In the brief’s short discussion of Due Process, attorney Alan Gura aptly writes: “A ‘law’ depriving one of life, liberty or property ‘must not have exceeded the limits of legislative power marked by natural and customary rights.'” (quoting Frederick Gedicks, An Originalist Defense of Substantive Due Process: Magna Carta, Higher-Law Constitutionalism, and the Fifth Amendment, 58 Emory L.J. 585, 644-45 (2009).) This is an important point; “substantive due process” may be ill-named, but it is founded on legitimate, originalist doctrine.
Many folks have been wondering why the Gura brief concentrates so heavily on the bolder theory (Privileges or Immunities) rather than the one that courts have used over the last century (Due Process). Here’s the answer: After Heller, the Second Amendment Foundation (SAF) and the National Rifle Association each filed separate lawsuits against the Chicago handgun ban. The cases were consolidated in the Seventh Circuit; after the panel ruled, SAF and NRA each filed separate petitions for certiorari. The Supreme Court granted cert. in the SAF case, McDonald v. Chicago. A few weeks later, the Court added NRA to the case as a party. So NRA is now a “Respondent in Support of Petitioners.” The suburb of Oak Park, which had been sued by NRA but not by SAF, was also added as a party.
So as a party, NRA filed its brief yesterday. The lead attorneys on the brief are Stephen Poss (attorney of record), Stephen Halbrook, and others. The NRA brief takes the more conservative approach. It mainly argues for incorporation via Due Process, with only a brief discussion of Privileges or Immunities. NRA does not ask for any cases to be over-ruled, since Slaughterhouse, Cruikshank, and Presser are all P or I cases, and predate the Court’s recognition of selective Due Process incorporation.
Because the Question Presented by the Court asked about both P or I and Due Process incorporation, it was appropriate that one party brief focused on the former, and the other party brief on the latter.

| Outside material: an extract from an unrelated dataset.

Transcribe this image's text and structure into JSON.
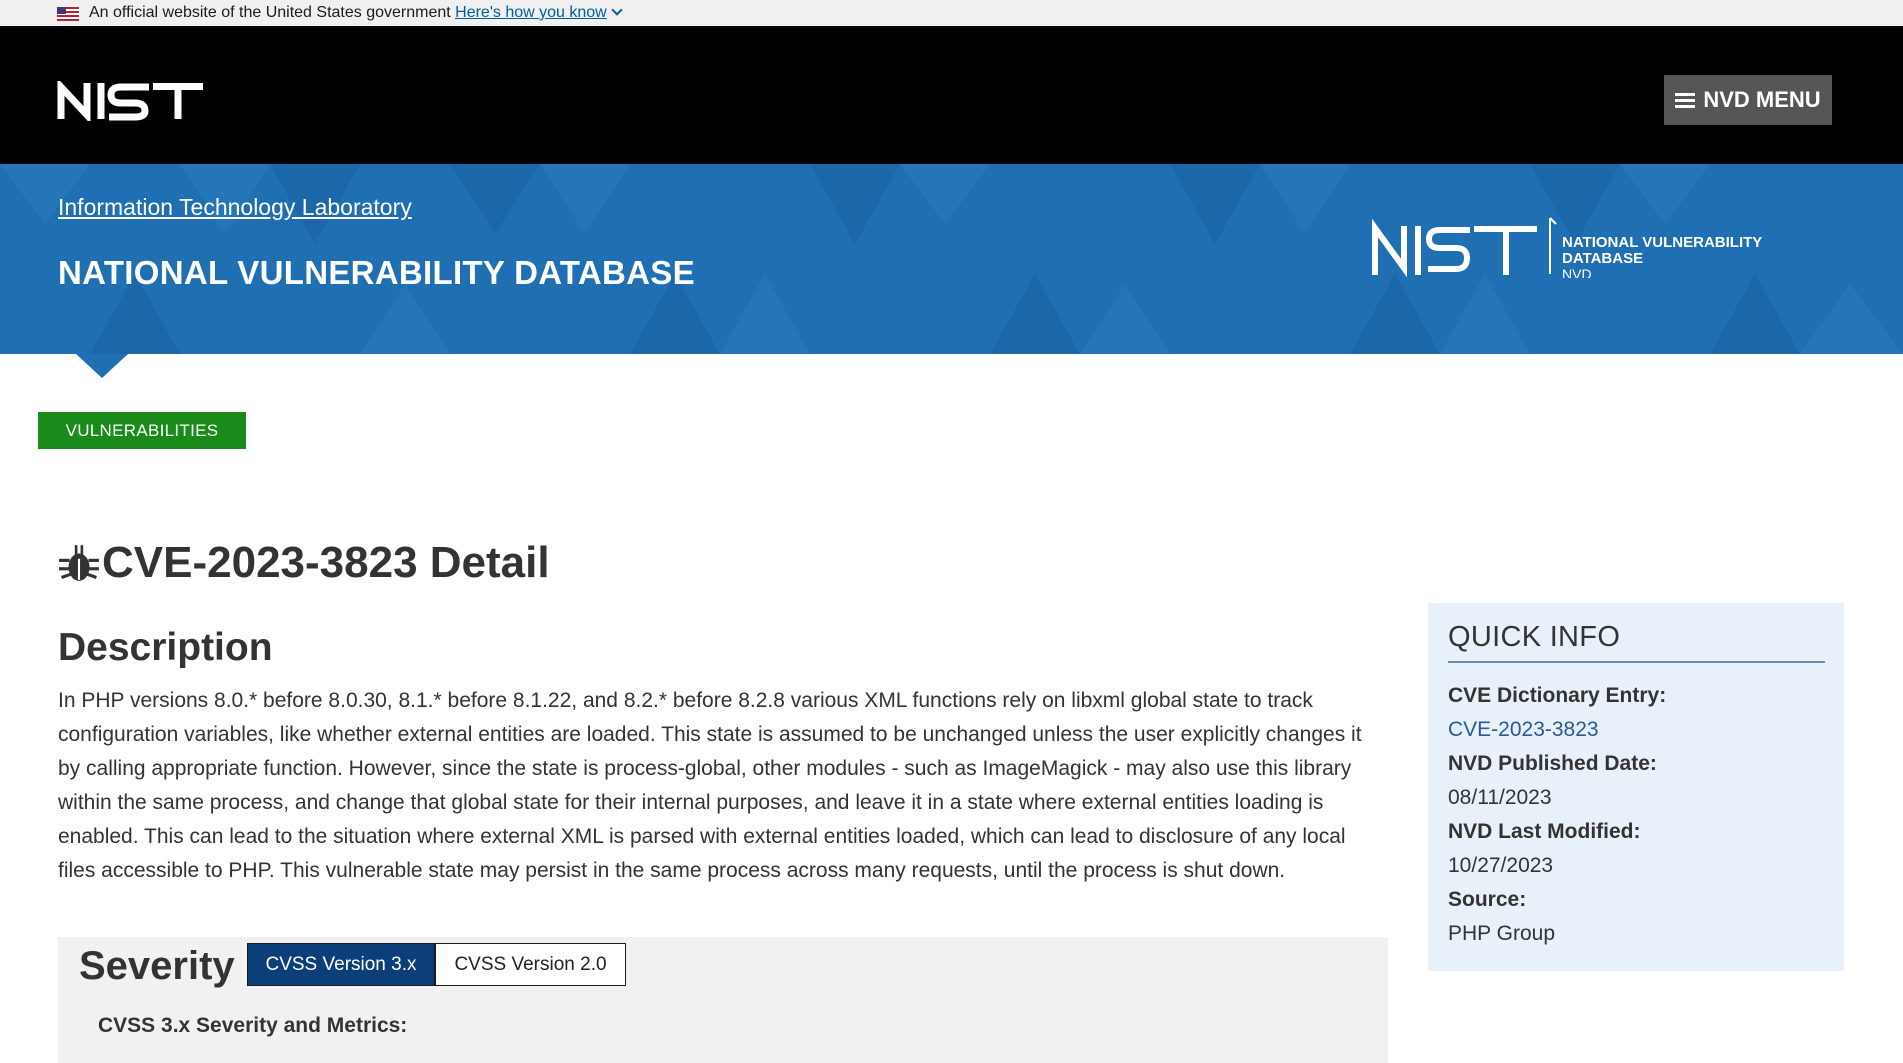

Amicus briefs (including one I am writing) in support of Petitioners are due Monday, Nov. 23. The Chicago and Oak Park briefs are due Dec. 30, since the Court granted them a two-week extension. Amicus briefs in support of the Chicago and Oak Park handgun bans are due one week after that.
When the amicus briefs start appearing a few days, I will blog about the most important or interesting ones.